內史府主爵都尉掌握關中地區爵事、軍事,順帶治安,是內史府的第二大把手。
如有私鬥,主爵都尉的人來此無可厚非,但來得如此及時就令人生疑了。
鹹陽離郿縣二百余裡,即使騎快馬也要好幾個時辰,而白族的西族的衝突就發生在幾刻鍾前,他們又是如何第一時間知道,並在短短幾刻鍾之內趕到郿縣的?
這裡面充滿著濃濃的可疑。
“看來郿縣也不平靜呐!張陌這個縣長有點難當。”
贏傒來了興趣,“希望他不要令我失望。”
兩人沒有派人到西族宅邸中打探虛實,只是密切地留意著動向。
張陌幾人走進西族宅邸後,不多時,後面也有幾位縣卒匆匆而入,端得很是焦急。
西族一處大堂中,此刻四人席地而坐,氣氛有些劍拔弩張,倒是張陌滿臉堆著笑,對白族長的態度不置可否。
就這樣,如此尷尬場面維持一刻鍾,無人置一詞,倒是惹怒了白族長,他本來不喜縣長,此刻赴約而來,卻將之冷落一旁,這明顯是羞辱他。
有著傲氣的白族又如何能讓人如此對待,頓時憤然而起,冷目盯著三人,不忿道:“爾等待如何?如真想鬥,我白族絕不退縮,別以為將我騙到這裡來就能拿捏白族,剛才我已經和我族人說了,只要半個時辰我未歸,他們便砸了西族。
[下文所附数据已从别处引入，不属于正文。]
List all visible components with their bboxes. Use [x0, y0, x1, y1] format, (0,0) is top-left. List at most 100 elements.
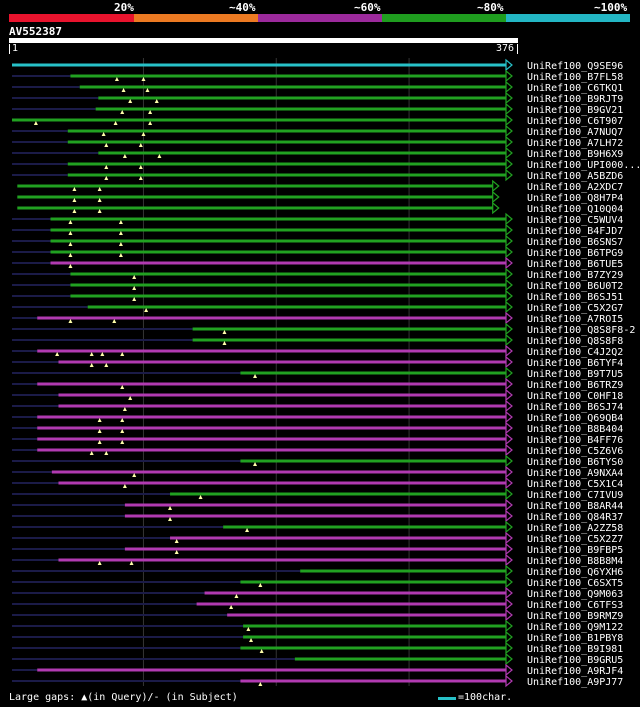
hit-label[interactable]: UniRef100_C4J2Q2: [527, 347, 623, 358]
hit-label[interactable]: UniRef100_B6TYF4: [527, 358, 623, 369]
hit-row: UniRef100_Q9M122: [12, 619, 623, 633]
hit-label[interactable]: UniRef100_B6TPG9: [527, 248, 623, 259]
hit-label[interactable]: UniRef100_C5X1C4: [527, 479, 623, 490]
hit-row: UniRef100_B6TYF4: [12, 355, 623, 369]
hit-label[interactable]: UniRef100_B9T7U5: [527, 369, 623, 380]
hit-label[interactable]: UniRef100_Q69QB4: [527, 413, 623, 424]
hit-label[interactable]: UniRef100_A2XDC7: [527, 182, 623, 193]
hit-row: UniRef100_B7FL58: [12, 69, 623, 83]
hit-label[interactable]: UniRef100_A9PJ77: [527, 677, 623, 688]
hit-label[interactable]: UniRef100_A9NXA4: [527, 468, 623, 479]
hit-row: UniRef100_A7LH72: [12, 135, 623, 149]
hit-end-arrow: [505, 58, 513, 72]
hit-label[interactable]: UniRef100_C5X2Z7: [527, 534, 623, 545]
hit-end-arrow: [505, 234, 513, 248]
hit-row: UniRef100_A9NXA4: [12, 465, 623, 479]
hit-row: UniRef100_UPI000...: [12, 157, 640, 171]
hit-label[interactable]: UniRef100_B6TRZ9: [527, 380, 623, 391]
query-gap-marker: [132, 473, 137, 477]
hit-label[interactable]: UniRef100_C6TKQ1: [527, 83, 623, 94]
hit-end-arrow: [505, 300, 513, 314]
hit-label[interactable]: UniRef100_B9I981: [527, 644, 623, 655]
query-gap-marker: [154, 99, 159, 103]
hit-label[interactable]: UniRef100_B7ZY29: [527, 270, 623, 281]
hit-label[interactable]: UniRef100_B6TYS0: [527, 457, 623, 468]
hit-label[interactable]: UniRef100_B1PBY8: [527, 633, 623, 644]
hit-row: UniRef100_B6TRZ9: [12, 377, 623, 391]
hit-label[interactable]: UniRef100_Q9SE96: [527, 61, 623, 72]
hit-label[interactable]: UniRef100_Q8S8F8-2: [527, 325, 635, 336]
hit-row: UniRef100_B9RMZ9: [12, 608, 623, 622]
hit-label[interactable]: UniRef100_B9RMZ9: [527, 611, 623, 622]
query-gap-marker: [120, 110, 125, 114]
hit-label[interactable]: UniRef100_B9RJT9: [527, 94, 623, 105]
hit-end-arrow: [505, 223, 513, 237]
hit-label[interactable]: UniRef100_A7NUQ7: [527, 127, 623, 138]
hit-row: UniRef100_C4J2Q2: [12, 344, 623, 358]
query-gap-marker: [97, 198, 102, 202]
hit-label[interactable]: UniRef100_A2ZZ58: [527, 523, 623, 534]
hit-label[interactable]: UniRef100_C6TFS3: [527, 600, 623, 611]
hit-label[interactable]: UniRef100_B6U0T2: [527, 281, 623, 292]
hit-end-arrow: [505, 410, 513, 424]
hit-label[interactable]: UniRef100_B4FF76: [527, 435, 623, 446]
hit-label[interactable]: UniRef100_UPI000...: [527, 160, 640, 171]
hit-end-arrow: [505, 80, 513, 94]
hit-label[interactable]: UniRef100_B7FL58: [527, 72, 623, 83]
hit-end-arrow: [505, 674, 513, 688]
query-gap-marker: [68, 220, 73, 224]
hit-label[interactable]: UniRef100_A7LH72: [527, 138, 623, 149]
hit-row: UniRef100_C7IVU9: [12, 487, 623, 501]
hit-label[interactable]: UniRef100_C0HF18: [527, 391, 623, 402]
hit-label[interactable]: UniRef100_C7IVU9: [527, 490, 623, 501]
hit-label[interactable]: UniRef100_C5X2G7: [527, 303, 623, 314]
hit-label[interactable]: UniRef100_Q9M063: [527, 589, 623, 600]
query-gap-marker: [253, 374, 258, 378]
hit-end-arrow: [505, 586, 513, 600]
hit-label[interactable]: UniRef100_C5Z6V6: [527, 446, 623, 457]
query-gap-marker: [68, 264, 73, 268]
query-gap-marker: [132, 297, 137, 301]
hit-label[interactable]: UniRef100_B4FJD7: [527, 226, 623, 237]
hit-end-arrow: [505, 432, 513, 446]
hit-row: UniRef100_A2ZZ58: [12, 520, 623, 534]
hit-label[interactable]: UniRef100_Q84R37: [527, 512, 623, 523]
hit-end-arrow: [505, 663, 513, 677]
hit-label[interactable]: UniRef100_B6SNS7: [527, 237, 623, 248]
hit-label[interactable]: UniRef100_B6TUE5: [527, 259, 623, 270]
query-gap-marker: [68, 253, 73, 257]
hit-label[interactable]: UniRef100_Q10Q04: [527, 204, 623, 215]
hit-label[interactable]: UniRef100_A9RJF4: [527, 666, 623, 677]
hit-label[interactable]: UniRef100_B8B404: [527, 424, 623, 435]
query-gap-marker: [138, 176, 143, 180]
hit-label[interactable]: UniRef100_C6SXT5: [527, 578, 623, 589]
hit-label[interactable]: UniRef100_Q8S8F8: [527, 336, 623, 347]
query-gap-marker: [120, 429, 125, 433]
hit-label[interactable]: UniRef100_C5WUV4: [527, 215, 623, 226]
hit-label[interactable]: UniRef100_B6SJ51: [527, 292, 623, 303]
hit-label[interactable]: UniRef100_B6SJ74: [527, 402, 623, 413]
hit-row: UniRef100_C0HF18: [12, 388, 623, 402]
hit-end-arrow: [505, 619, 513, 633]
hit-label[interactable]: UniRef100_B9GV21: [527, 105, 623, 116]
hit-label[interactable]: UniRef100_B8AR44: [527, 501, 623, 512]
hit-label[interactable]: UniRef100_Q9M122: [527, 622, 623, 633]
hit-label[interactable]: UniRef100_C6T907: [527, 116, 623, 127]
hit-end-arrow: [505, 102, 513, 116]
hit-label[interactable]: UniRef100_A7ROI5: [527, 314, 623, 325]
hit-label[interactable]: UniRef100_Q6YXH6: [527, 567, 623, 578]
hit-end-arrow: [505, 146, 513, 160]
hit-end-arrow: [505, 443, 513, 457]
hit-label[interactable]: UniRef100_B9FBP5: [527, 545, 623, 556]
query-gap-marker: [121, 88, 126, 92]
hit-label[interactable]: UniRef100_A5BZD6: [527, 171, 623, 182]
hit-end-arrow: [505, 289, 513, 303]
hit-label[interactable]: UniRef100_B9GRU5: [527, 655, 623, 666]
hit-label[interactable]: UniRef100_B8B8M4: [527, 556, 623, 567]
hit-label[interactable]: UniRef100_B9H6X9: [527, 149, 623, 160]
hit-end-arrow: [505, 256, 513, 270]
coverage-label-100: ~100%: [594, 1, 628, 14]
query-gap-marker: [120, 352, 125, 356]
hit-label[interactable]: UniRef100_Q8H7P4: [527, 193, 623, 204]
hit-end-arrow: [505, 597, 513, 611]
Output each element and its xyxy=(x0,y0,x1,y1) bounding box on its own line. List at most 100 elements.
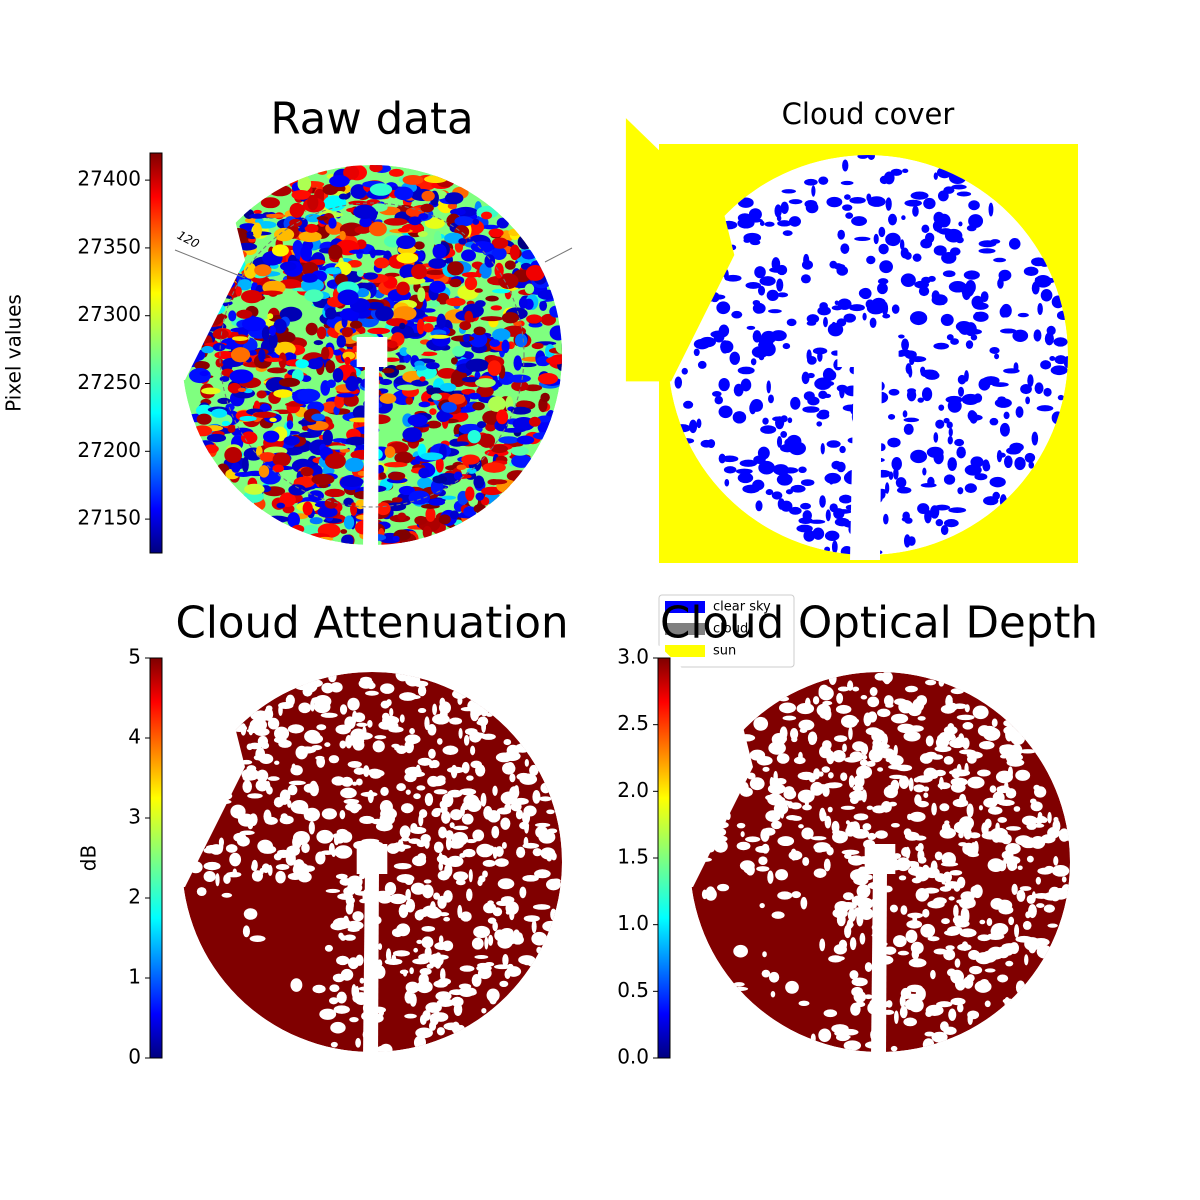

”
張陌連忙陪笑,站起來讓之順順氣,道:“白族長莫要置氣,是我等怠慢了,其實喚你而來想必你也清楚,二族私鬥不可有。”
白族長自然知道,但,要不是西族將白族逼死,白族又何來要私鬥一事,全都是西族欺人太甚。
“誰想私鬥,是西族欺人太甚,容不得我白族。”
縣丞聽之暗暗別過臉去,他知道白族長的意思,不過此事是他徇私了,理虧的他自然不敢接話,西族長也靜默一旁。
為了平息白族的怒火,張陌站起身來走向白族長,在他身旁席地而坐,以此表示親近,接下來的事兒還需白族長配合,能伸能縮才是官場處世之道。
“白子被擒之事的確是縣廷做得不妥。”張陌放低架子替縣丞道歉,白族長聽之只是‘哼’了一聲,但態度也稍緩。
“現在西族也拿出道歉的誠意,希望老族長先放下前嫌,莫要和他們一般見識。”
白族長卻不領情,別過臉去輕哼,這是不肯原諒西族。
縣丞和西族長見狀,忙起身過來對著白族長躬身作揖,縣丞道:“白子之事的確是愚魯莽了,愚在此保證,待此事了,必定第一時間放了白子。”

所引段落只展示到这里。